The Arrangement Resolution was approved by approximately 98.87% of the votes cast by Yamana shareholders at the Meeting, with shareholder turnout of 61.59%. Detailed voting results for the Arrangement Resolution are as follows:
Total Votes | Percentage of Votes Cast | |
Votes For | 585,197,047 | 98.87% |
Votes Against | 6,713,855 | 1.13% |
Total Votes Cast | 591,910,902 | 100.00% |
In addition to the approval by Yamana shareholders, Pan American shareholders approved the issuance of Pan American common shares in connection with the Proposed Transaction at a special meeting of Pan American shareholders held earlier today. No approval is required from Agnico Eagle shareholders for the Proposed Transaction.

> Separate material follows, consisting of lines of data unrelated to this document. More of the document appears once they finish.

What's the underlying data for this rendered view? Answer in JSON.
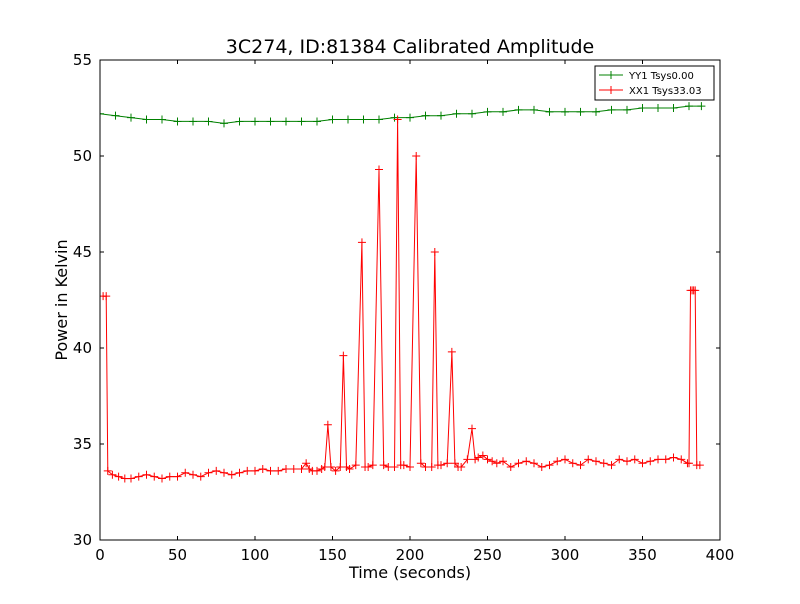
{
  "chart_data": {
    "type": "line",
    "title": "3C274, ID:81384 Calibrated Amplitude",
    "xlabel": "Time (seconds)",
    "ylabel": "Power in Kelvin",
    "xlim": [
      0,
      400
    ],
    "ylim": [
      30,
      55
    ],
    "xticks": [
      0,
      50,
      100,
      150,
      200,
      250,
      300,
      350,
      400
    ],
    "yticks": [
      30,
      35,
      40,
      45,
      50,
      55
    ],
    "grid": false,
    "legend_position": "top-right",
    "series": [
      {
        "name": "YY1 Tsys0.00",
        "color": "#008000",
        "marker": "+",
        "x": [
          0,
          10,
          20,
          30,
          40,
          50,
          60,
          70,
          80,
          90,
          100,
          110,
          120,
          130,
          140,
          150,
          160,
          170,
          180,
          190,
          200,
          210,
          220,
          230,
          240,
          250,
          260,
          270,
          280,
          290,
          300,
          310,
          320,
          330,
          340,
          350,
          360,
          370,
          380,
          388
        ],
        "y": [
          52.2,
          52.1,
          52.0,
          51.9,
          51.9,
          51.8,
          51.8,
          51.8,
          51.7,
          51.8,
          51.8,
          51.8,
          51.8,
          51.8,
          51.8,
          51.9,
          51.9,
          51.9,
          51.9,
          52.0,
          52.0,
          52.1,
          52.1,
          52.2,
          52.2,
          52.3,
          52.3,
          52.4,
          52.4,
          52.3,
          52.3,
          52.3,
          52.3,
          52.4,
          52.4,
          52.5,
          52.5,
          52.5,
          52.6,
          52.6
        ]
      },
      {
        "name": "XX1 Tsys33.03",
        "color": "#ff0000",
        "marker": "+",
        "x": [
          2,
          4,
          5,
          8,
          12,
          16,
          20,
          25,
          30,
          35,
          40,
          45,
          50,
          55,
          60,
          65,
          70,
          75,
          80,
          85,
          90,
          95,
          100,
          105,
          110,
          115,
          120,
          125,
          130,
          133,
          135,
          137,
          140,
          143,
          145,
          147,
          149,
          152,
          155,
          157,
          159,
          161,
          165,
          169,
          171,
          173,
          176,
          180,
          183,
          186,
          190,
          192,
          194,
          196,
          200,
          204,
          207,
          210,
          214,
          216,
          218,
          220,
          224,
          227,
          229,
          231,
          233,
          237,
          240,
          242,
          244,
          247,
          250,
          253,
          256,
          260,
          265,
          270,
          275,
          280,
          285,
          290,
          295,
          300,
          305,
          310,
          315,
          320,
          325,
          330,
          335,
          340,
          345,
          350,
          355,
          360,
          365,
          370,
          375,
          379,
          380,
          381,
          382,
          383,
          384,
          385,
          387
        ],
        "y": [
          42.7,
          42.7,
          33.6,
          33.4,
          33.3,
          33.2,
          33.2,
          33.3,
          33.4,
          33.3,
          33.2,
          33.3,
          33.3,
          33.5,
          33.4,
          33.3,
          33.5,
          33.6,
          33.5,
          33.4,
          33.5,
          33.6,
          33.6,
          33.7,
          33.6,
          33.6,
          33.7,
          33.7,
          33.7,
          34.0,
          33.7,
          33.6,
          33.6,
          33.7,
          33.8,
          36.0,
          33.8,
          33.6,
          33.8,
          39.6,
          33.8,
          33.7,
          33.9,
          45.5,
          33.8,
          33.8,
          33.9,
          49.3,
          33.9,
          33.8,
          33.8,
          51.9,
          33.9,
          33.9,
          33.8,
          50.0,
          34.0,
          33.8,
          33.8,
          45.0,
          33.9,
          33.9,
          34.0,
          39.8,
          34.0,
          33.8,
          33.8,
          34.2,
          35.8,
          34.2,
          34.3,
          34.4,
          34.2,
          34.1,
          34.0,
          34.1,
          33.8,
          34.0,
          34.1,
          34.0,
          33.8,
          33.9,
          34.1,
          34.2,
          34.0,
          33.9,
          34.2,
          34.1,
          34.0,
          33.9,
          34.2,
          34.1,
          34.2,
          34.0,
          34.1,
          34.2,
          34.2,
          34.3,
          34.2,
          34.0,
          34.0,
          43.0,
          43.0,
          43.0,
          43.0,
          33.9,
          33.9
        ]
      }
    ]
  }
}
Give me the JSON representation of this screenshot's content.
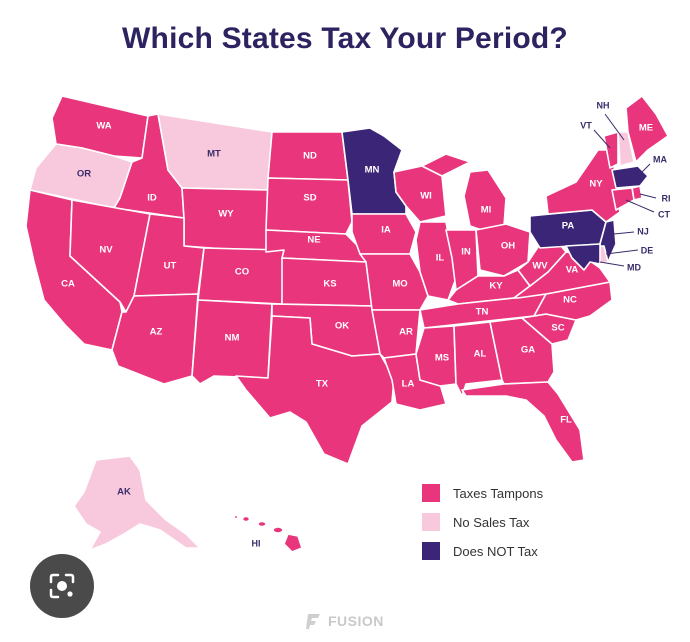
{
  "title": "Which States Tax Your Period?",
  "colors": {
    "taxes": "#e8357c",
    "no_sales_tax": "#f8c8dc",
    "not_tax": "#3b2577"
  },
  "legend": [
    {
      "label": "Taxes Tampons",
      "category": "taxes"
    },
    {
      "label": "No Sales Tax",
      "category": "no_sales_tax"
    },
    {
      "label": "Does NOT Tax",
      "category": "not_tax"
    }
  ],
  "states": {
    "WA": "taxes",
    "OR": "no_sales_tax",
    "CA": "taxes",
    "ID": "taxes",
    "NV": "taxes",
    "MT": "no_sales_tax",
    "WY": "taxes",
    "UT": "taxes",
    "AZ": "taxes",
    "CO": "taxes",
    "NM": "taxes",
    "ND": "taxes",
    "SD": "taxes",
    "NE": "taxes",
    "KS": "taxes",
    "OK": "taxes",
    "TX": "taxes",
    "MN": "not_tax",
    "IA": "taxes",
    "MO": "taxes",
    "AR": "taxes",
    "LA": "taxes",
    "WI": "taxes",
    "IL": "taxes",
    "MI": "taxes",
    "IN": "taxes",
    "OH": "taxes",
    "KY": "taxes",
    "TN": "taxes",
    "MS": "taxes",
    "AL": "taxes",
    "GA": "taxes",
    "FL": "taxes",
    "SC": "taxes",
    "NC": "taxes",
    "VA": "taxes",
    "WV": "taxes",
    "PA": "not_tax",
    "NY": "taxes",
    "VT": "taxes",
    "NH": "no_sales_tax",
    "ME": "taxes",
    "MA": "not_tax",
    "RI": "taxes",
    "CT": "taxes",
    "NJ": "not_tax",
    "DE": "no_sales_tax",
    "MD": "not_tax",
    "AK": "no_sales_tax",
    "HI": "taxes"
  },
  "labels": {
    "WA": "WA",
    "OR": "OR",
    "CA": "CA",
    "ID": "ID",
    "NV": "NV",
    "MT": "MT",
    "WY": "WY",
    "UT": "UT",
    "AZ": "AZ",
    "CO": "CO",
    "NM": "NM",
    "ND": "ND",
    "SD": "SD",
    "NE": "NE",
    "KS": "KS",
    "OK": "OK",
    "TX": "TX",
    "MN": "MN",
    "IA": "IA",
    "MO": "MO",
    "AR": "AR",
    "LA": "LA",
    "WI": "WI",
    "IL": "IL",
    "MI": "MI",
    "IN": "IN",
    "OH": "OH",
    "KY": "KY",
    "TN": "TN",
    "MS": "MS",
    "AL": "AL",
    "GA": "GA",
    "FL": "FL",
    "SC": "SC",
    "NC": "NC",
    "VA": "VA",
    "WV": "WV",
    "PA": "PA",
    "NY": "NY",
    "VT": "VT",
    "NH": "NH",
    "ME": "ME",
    "MA": "MA",
    "RI": "RI",
    "CT": "CT",
    "NJ": "NJ",
    "DE": "DE",
    "MD": "MD",
    "AK": "AK",
    "HI": "HI"
  },
  "brand": "FUSION",
  "icons": {
    "lens": "image-search-icon",
    "brand": "fusion-logo-icon"
  }
}
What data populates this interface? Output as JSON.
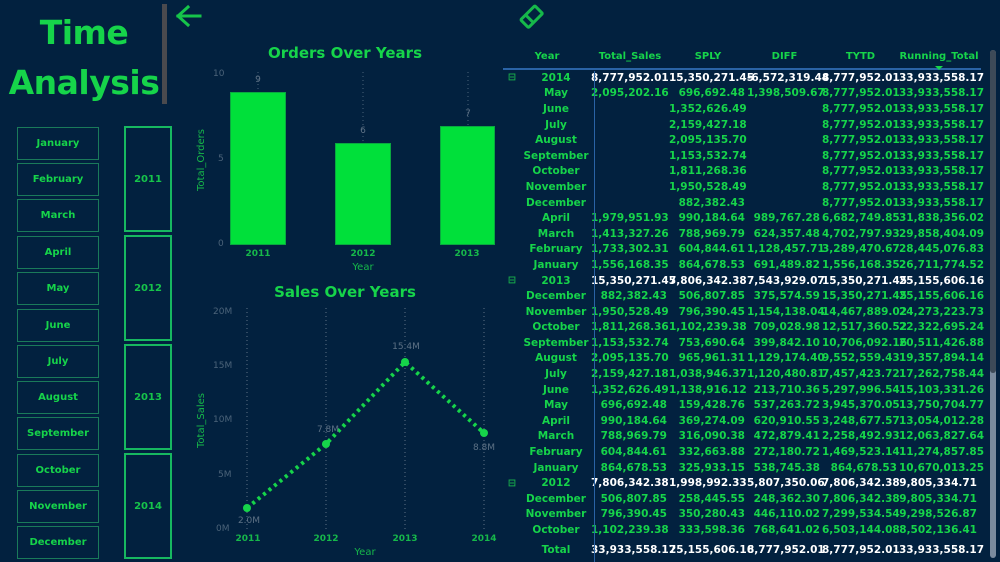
{
  "header": {
    "title_line1": "Time",
    "title_line2": "Analysis",
    "back_icon": "arrow-left-icon",
    "clear_icon": "eraser-icon"
  },
  "slicers": {
    "months": [
      "January",
      "February",
      "March",
      "April",
      "May",
      "June",
      "July",
      "August",
      "September",
      "October",
      "November",
      "December"
    ],
    "years": [
      "2011",
      "2012",
      "2013",
      "2014"
    ]
  },
  "colors": {
    "background": "#02213f",
    "accent": "#16d44a",
    "bar": "#00e03a",
    "subtotal_text": "#ffffff",
    "table_rule": "#2a63a5"
  },
  "chart_data": [
    {
      "type": "bar",
      "title": "Orders Over Years",
      "xlabel": "Year",
      "ylabel": "Total_Orders",
      "categories": [
        "2011",
        "2012",
        "2013"
      ],
      "values": [
        9,
        6,
        7
      ],
      "data_labels": [
        "9",
        "6",
        "7"
      ],
      "yticks": [
        "0",
        "5",
        "10"
      ],
      "ylim": [
        0,
        10
      ],
      "grid": false
    },
    {
      "type": "line",
      "title": "Sales Over Years",
      "xlabel": "Year",
      "ylabel": "Total_Sales",
      "categories": [
        "2011",
        "2012",
        "2013",
        "2014"
      ],
      "values": [
        2.0,
        7.8,
        15.4,
        8.8
      ],
      "unit": "M",
      "data_labels": [
        "2.0M",
        "7.8M",
        "15.4M",
        "8.8M"
      ],
      "yticks": [
        "0M",
        "5M",
        "10M",
        "15M",
        "20M"
      ],
      "ylim": [
        0,
        20
      ],
      "grid": "vertical dotted",
      "line_style": "dotted"
    }
  ],
  "table": {
    "columns": [
      "Year",
      "Total_Sales",
      "SPLY",
      "DIFF",
      "TYTD",
      "Running_Total"
    ],
    "sorted_column": "Running_Total",
    "rows": [
      {
        "type": "subtotal",
        "year": "2014",
        "v": [
          "8,777,952.01",
          "15,350,271.45",
          "-6,572,319.44",
          "8,777,952.01",
          "33,933,558.17"
        ]
      },
      {
        "type": "month",
        "year": "May",
        "v": [
          "2,095,202.16",
          "696,692.48",
          "1,398,509.67",
          "8,777,952.01",
          "33,933,558.17"
        ]
      },
      {
        "type": "month",
        "year": "June",
        "v": [
          "",
          "1,352,626.49",
          "",
          "8,777,952.01",
          "33,933,558.17"
        ]
      },
      {
        "type": "month",
        "year": "July",
        "v": [
          "",
          "2,159,427.18",
          "",
          "8,777,952.01",
          "33,933,558.17"
        ]
      },
      {
        "type": "month",
        "year": "August",
        "v": [
          "",
          "2,095,135.70",
          "",
          "8,777,952.01",
          "33,933,558.17"
        ]
      },
      {
        "type": "month",
        "year": "September",
        "v": [
          "",
          "1,153,532.74",
          "",
          "8,777,952.01",
          "33,933,558.17"
        ]
      },
      {
        "type": "month",
        "year": "October",
        "v": [
          "",
          "1,811,268.36",
          "",
          "8,777,952.01",
          "33,933,558.17"
        ]
      },
      {
        "type": "month",
        "year": "November",
        "v": [
          "",
          "1,950,528.49",
          "",
          "8,777,952.01",
          "33,933,558.17"
        ]
      },
      {
        "type": "month",
        "year": "December",
        "v": [
          "",
          "882,382.43",
          "",
          "8,777,952.01",
          "33,933,558.17"
        ]
      },
      {
        "type": "month",
        "year": "April",
        "v": [
          "1,979,951.93",
          "990,184.64",
          "989,767.28",
          "6,682,749.85",
          "31,838,356.02"
        ]
      },
      {
        "type": "month",
        "year": "March",
        "v": [
          "1,413,327.26",
          "788,969.79",
          "624,357.48",
          "4,702,797.93",
          "29,858,404.09"
        ]
      },
      {
        "type": "month",
        "year": "February",
        "v": [
          "1,733,302.31",
          "604,844.61",
          "1,128,457.71",
          "3,289,470.67",
          "28,445,076.83"
        ]
      },
      {
        "type": "month",
        "year": "January",
        "v": [
          "1,556,168.35",
          "864,678.53",
          "691,489.82",
          "1,556,168.35",
          "26,711,774.52"
        ]
      },
      {
        "type": "subtotal",
        "year": "2013",
        "v": [
          "15,350,271.45",
          "7,806,342.38",
          "7,543,929.07",
          "15,350,271.45",
          "25,155,606.16"
        ]
      },
      {
        "type": "month",
        "year": "December",
        "v": [
          "882,382.43",
          "506,807.85",
          "375,574.59",
          "15,350,271.45",
          "25,155,606.16"
        ]
      },
      {
        "type": "month",
        "year": "November",
        "v": [
          "1,950,528.49",
          "796,390.45",
          "1,154,138.04",
          "14,467,889.02",
          "24,273,223.73"
        ]
      },
      {
        "type": "month",
        "year": "October",
        "v": [
          "1,811,268.36",
          "1,102,239.38",
          "709,028.98",
          "12,517,360.52",
          "22,322,695.24"
        ]
      },
      {
        "type": "month",
        "year": "September",
        "v": [
          "1,153,532.74",
          "753,690.64",
          "399,842.10",
          "10,706,092.16",
          "20,511,426.88"
        ]
      },
      {
        "type": "month",
        "year": "August",
        "v": [
          "2,095,135.70",
          "965,961.31",
          "1,129,174.40",
          "9,552,559.43",
          "19,357,894.14"
        ]
      },
      {
        "type": "month",
        "year": "July",
        "v": [
          "2,159,427.18",
          "1,038,946.37",
          "1,120,480.81",
          "7,457,423.72",
          "17,262,758.44"
        ]
      },
      {
        "type": "month",
        "year": "June",
        "v": [
          "1,352,626.49",
          "1,138,916.12",
          "213,710.36",
          "5,297,996.54",
          "15,103,331.26"
        ]
      },
      {
        "type": "month",
        "year": "May",
        "v": [
          "696,692.48",
          "159,428.76",
          "537,263.72",
          "3,945,370.05",
          "13,750,704.77"
        ]
      },
      {
        "type": "month",
        "year": "April",
        "v": [
          "990,184.64",
          "369,274.09",
          "620,910.55",
          "3,248,677.57",
          "13,054,012.28"
        ]
      },
      {
        "type": "month",
        "year": "March",
        "v": [
          "788,969.79",
          "316,090.38",
          "472,879.41",
          "2,258,492.93",
          "12,063,827.64"
        ]
      },
      {
        "type": "month",
        "year": "February",
        "v": [
          "604,844.61",
          "332,663.88",
          "272,180.72",
          "1,469,523.14",
          "11,274,857.85"
        ]
      },
      {
        "type": "month",
        "year": "January",
        "v": [
          "864,678.53",
          "325,933.15",
          "538,745.38",
          "864,678.53",
          "10,670,013.25"
        ]
      },
      {
        "type": "subtotal",
        "year": "2012",
        "v": [
          "7,806,342.38",
          "1,998,992.33",
          "5,807,350.06",
          "7,806,342.38",
          "9,805,334.71"
        ]
      },
      {
        "type": "month",
        "year": "December",
        "v": [
          "506,807.85",
          "258,445.55",
          "248,362.30",
          "7,806,342.38",
          "9,805,334.71"
        ]
      },
      {
        "type": "month",
        "year": "November",
        "v": [
          "796,390.45",
          "350,280.43",
          "446,110.02",
          "7,299,534.54",
          "9,298,526.87"
        ]
      },
      {
        "type": "month",
        "year": "October",
        "v": [
          "1,102,239.38",
          "333,598.36",
          "768,641.02",
          "6,503,144.08",
          "8,502,136.41"
        ]
      }
    ],
    "total": {
      "label": "Total",
      "v": [
        "33,933,558.17",
        "25,155,606.16",
        "8,777,952.01",
        "8,777,952.01",
        "33,933,558.17"
      ]
    },
    "collapse_icon": "⊟"
  }
}
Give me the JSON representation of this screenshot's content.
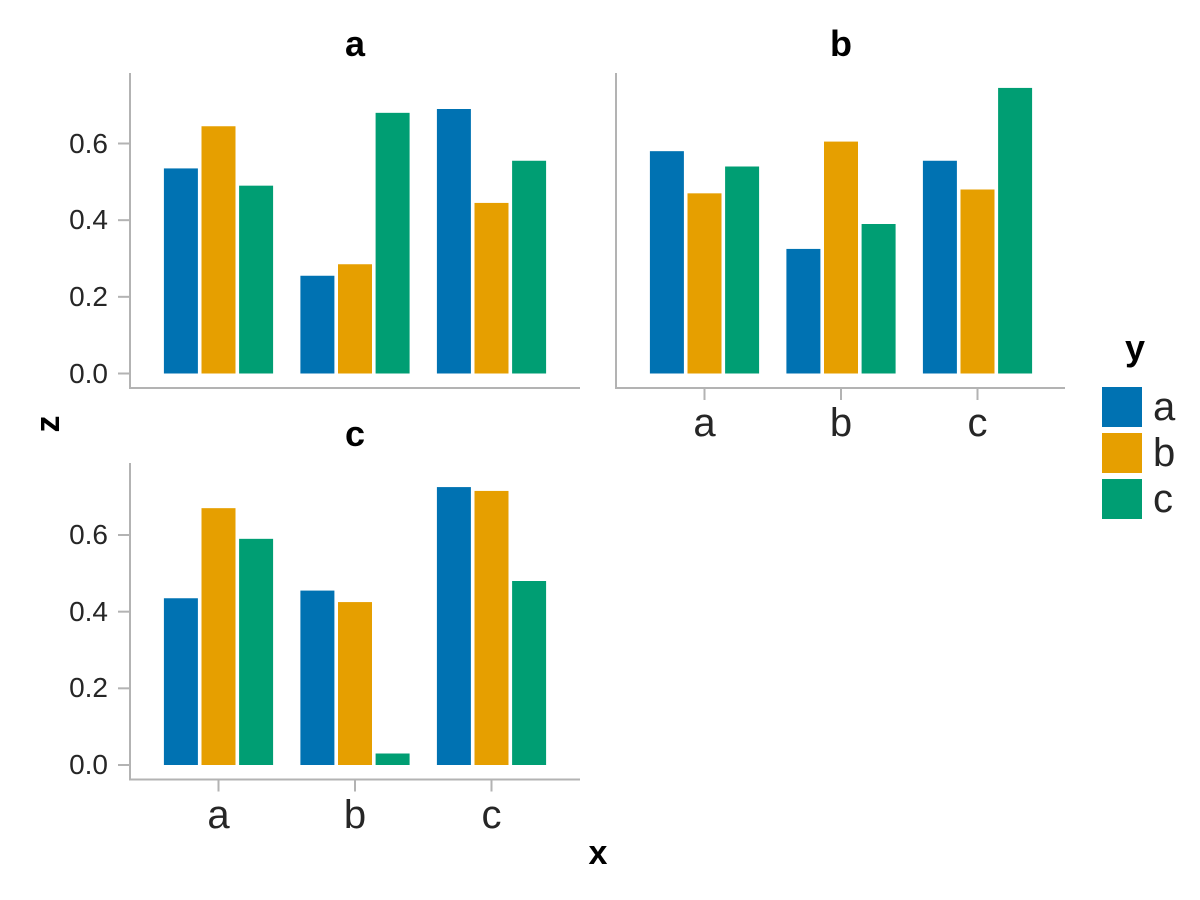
{
  "chart_data": {
    "type": "bar",
    "title": "",
    "xlabel": "x",
    "ylabel": "z",
    "legend_title": "y",
    "legend_position": "right",
    "grid": false,
    "categories": [
      "a",
      "b",
      "c"
    ],
    "series_names": [
      "a",
      "b",
      "c"
    ],
    "series_colors": [
      "#0072B2",
      "#E69F00",
      "#009E73"
    ],
    "axis_color": "#b3b3b3",
    "text_color": "#262626",
    "y_ticks": [
      0.0,
      0.2,
      0.4,
      0.6
    ],
    "ylim": [
      -0.04,
      0.79
    ],
    "facets": [
      {
        "title": "a",
        "show_y_tick_labels": true,
        "show_x_tick_labels": false,
        "series": [
          {
            "name": "a",
            "values": [
              0.535,
              0.255,
              0.69
            ]
          },
          {
            "name": "b",
            "values": [
              0.645,
              0.285,
              0.445
            ]
          },
          {
            "name": "c",
            "values": [
              0.49,
              0.68,
              0.555
            ]
          }
        ]
      },
      {
        "title": "b",
        "show_y_tick_labels": false,
        "show_x_tick_labels": true,
        "series": [
          {
            "name": "a",
            "values": [
              0.58,
              0.325,
              0.555
            ]
          },
          {
            "name": "b",
            "values": [
              0.47,
              0.605,
              0.48
            ]
          },
          {
            "name": "c",
            "values": [
              0.54,
              0.39,
              0.745
            ]
          }
        ]
      },
      {
        "title": "c",
        "show_y_tick_labels": true,
        "show_x_tick_labels": true,
        "series": [
          {
            "name": "a",
            "values": [
              0.435,
              0.455,
              0.725
            ]
          },
          {
            "name": "b",
            "values": [
              0.67,
              0.425,
              0.715
            ]
          },
          {
            "name": "c",
            "values": [
              0.59,
              0.03,
              0.48
            ]
          }
        ]
      }
    ]
  }
}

Peter Marrone, Executive Chairman, Yamana Gold commented, "I would like to thank the Yamana shareholders for their support and express my gratitude to each and every member of the Yamana team, past and present, who have been a part of this incredible journey. I am truly proud of everything we have achieved together, having taken Yamana from a single asset to a senior gold producer in less than two decades. Through this transaction with Pan American and Agnico Eagle, I believe we have delivered a value enhancing opportunity for our shareholders, in a market that is not currently rewarding growth, whilst also establishing the critical mass and scale that this sector desperately needs for future success. Following the positive outcome of the shareholder votes today, we look forward to working closely with the Pan American and Agnico Eagle leadership as we progress this transaction through to completion."
The Proposed Transaction is expected to be completed during the first quarter of 2023, subject to approval by the Ontario Superior Court of Justice, approval from the Mexican Federal Economic Competition Commission (COFECE) and satisfaction or waiver of certain other closing conditions.
For a more detailed description of the Proposed Transaction, please review the Company's management information circular dated December 20, 2022 (the "Circular") available under Yamana's issuer profile on www.sedar.com or on the Company's website at www.yamana.com.